On the other hand we can have a RDMA deplouyment which in essence removes the TCP/IP stack completly and does zero-copy network capabilities, and we can use this in conjunction with CSV cache which only provides benefits for read-only unbuffered I/Os in RAM on the host, this feature can be enabled on a CSV disk level and is integrated into failover cluster manager and is leveraged on all the hosts in a cluster. but… this feature is disabled for a tiered stoarge space CSV therefore they can not be both activated on the same deployment.
In the Nutanix I/O Path things are a bit different, since the CVM (Controller VM) serves content locally from the node to the hyper-V host using SMB using disk passtrough locally.

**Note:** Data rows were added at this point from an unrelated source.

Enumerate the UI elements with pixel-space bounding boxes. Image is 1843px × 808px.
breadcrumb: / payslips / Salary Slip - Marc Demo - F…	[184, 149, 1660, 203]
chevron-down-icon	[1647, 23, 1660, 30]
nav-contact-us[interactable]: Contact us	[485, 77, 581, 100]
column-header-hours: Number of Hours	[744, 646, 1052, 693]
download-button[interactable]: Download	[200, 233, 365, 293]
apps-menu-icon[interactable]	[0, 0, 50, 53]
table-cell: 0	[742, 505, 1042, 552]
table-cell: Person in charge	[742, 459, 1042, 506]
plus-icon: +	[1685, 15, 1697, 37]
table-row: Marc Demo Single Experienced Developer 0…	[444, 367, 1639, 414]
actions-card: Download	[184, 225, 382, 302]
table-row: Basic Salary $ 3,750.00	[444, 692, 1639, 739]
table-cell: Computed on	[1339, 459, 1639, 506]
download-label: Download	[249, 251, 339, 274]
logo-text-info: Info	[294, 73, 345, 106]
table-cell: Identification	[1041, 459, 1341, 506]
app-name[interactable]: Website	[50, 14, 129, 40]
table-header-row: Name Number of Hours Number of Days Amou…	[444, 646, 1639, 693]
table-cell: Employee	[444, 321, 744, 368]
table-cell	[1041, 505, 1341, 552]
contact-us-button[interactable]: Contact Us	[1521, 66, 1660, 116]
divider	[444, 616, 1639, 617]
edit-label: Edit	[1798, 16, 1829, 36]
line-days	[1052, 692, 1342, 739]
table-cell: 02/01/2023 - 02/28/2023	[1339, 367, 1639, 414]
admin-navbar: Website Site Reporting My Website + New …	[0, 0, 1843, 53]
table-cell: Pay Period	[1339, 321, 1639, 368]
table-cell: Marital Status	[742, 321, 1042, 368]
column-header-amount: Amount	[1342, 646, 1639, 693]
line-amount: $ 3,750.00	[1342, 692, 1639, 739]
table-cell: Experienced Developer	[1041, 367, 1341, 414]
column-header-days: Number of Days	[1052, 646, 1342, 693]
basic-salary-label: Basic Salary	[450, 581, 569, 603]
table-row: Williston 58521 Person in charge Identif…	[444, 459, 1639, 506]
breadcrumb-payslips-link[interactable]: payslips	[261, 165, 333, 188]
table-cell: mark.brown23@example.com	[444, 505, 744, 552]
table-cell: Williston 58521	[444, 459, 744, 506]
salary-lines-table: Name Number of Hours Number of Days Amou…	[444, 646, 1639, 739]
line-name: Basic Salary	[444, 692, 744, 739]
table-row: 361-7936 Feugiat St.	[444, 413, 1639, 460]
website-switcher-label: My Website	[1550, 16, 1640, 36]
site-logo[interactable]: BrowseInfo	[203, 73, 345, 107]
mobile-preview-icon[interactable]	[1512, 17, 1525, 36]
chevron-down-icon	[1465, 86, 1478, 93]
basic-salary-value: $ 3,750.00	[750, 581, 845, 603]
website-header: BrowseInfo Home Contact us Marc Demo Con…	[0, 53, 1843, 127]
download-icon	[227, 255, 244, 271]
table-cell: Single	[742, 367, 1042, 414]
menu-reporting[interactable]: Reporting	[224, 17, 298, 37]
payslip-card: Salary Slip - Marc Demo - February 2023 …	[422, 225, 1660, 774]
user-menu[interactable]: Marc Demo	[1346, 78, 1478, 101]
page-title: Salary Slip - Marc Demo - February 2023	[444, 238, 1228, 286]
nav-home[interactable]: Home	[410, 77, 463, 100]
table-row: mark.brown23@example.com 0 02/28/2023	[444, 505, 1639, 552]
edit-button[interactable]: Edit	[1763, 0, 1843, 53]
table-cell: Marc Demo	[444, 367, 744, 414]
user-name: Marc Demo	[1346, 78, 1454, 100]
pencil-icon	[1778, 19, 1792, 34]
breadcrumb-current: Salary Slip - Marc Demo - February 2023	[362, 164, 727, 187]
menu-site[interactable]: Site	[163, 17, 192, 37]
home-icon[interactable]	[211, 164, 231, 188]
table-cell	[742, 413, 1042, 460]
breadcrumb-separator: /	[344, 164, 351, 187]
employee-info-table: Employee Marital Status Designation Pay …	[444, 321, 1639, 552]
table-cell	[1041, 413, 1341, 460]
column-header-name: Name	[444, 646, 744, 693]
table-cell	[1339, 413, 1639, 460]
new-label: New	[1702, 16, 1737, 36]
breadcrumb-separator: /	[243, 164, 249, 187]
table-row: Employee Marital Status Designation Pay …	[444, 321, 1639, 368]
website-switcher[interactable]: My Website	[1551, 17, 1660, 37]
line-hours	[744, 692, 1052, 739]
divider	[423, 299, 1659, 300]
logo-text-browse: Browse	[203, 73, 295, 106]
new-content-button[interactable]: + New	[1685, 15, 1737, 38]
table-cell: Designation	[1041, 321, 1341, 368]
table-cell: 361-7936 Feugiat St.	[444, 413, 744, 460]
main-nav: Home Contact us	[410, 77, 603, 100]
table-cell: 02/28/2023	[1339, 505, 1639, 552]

The I/O fabric in a Nutanix node consists of many different logical stores. First of we have the Content Cache which is an deduplicated read cache which consists of both memory and SSD. Which is serverd from the memory of the CVM. Here we have the ability to leverage from inline deduplication.
Then we have the OpLog which is built to handle random I/O, when dealing with bursts of random I/O it coalesce them and then sequentially drains it to the other Store (Extent Store) The oplog is on the SSD tier. In case of sequencial Write I/O the Oplog is bypassed and is then writen directly to the Extent Store. The Oplog is also replicated to one or more nodes in a cluster to handle high-availabilty.
The Extent Store serves as persistent data storage in a Nutanix node, which consists of SSD and HDD. Data coming into the extent store is either directly as sequential write I/O or drained from the Oplog. The Extent store can also leverage from deduplication, this is a cross cluster deduplication feature, meaning that all nodes participate.
So as we can see Nutanix leverages tiering, deduplication, in-memory caching while maintaining availability for data across nodes in a cluster, and combining this with data locality to deliver the lowest form of latency.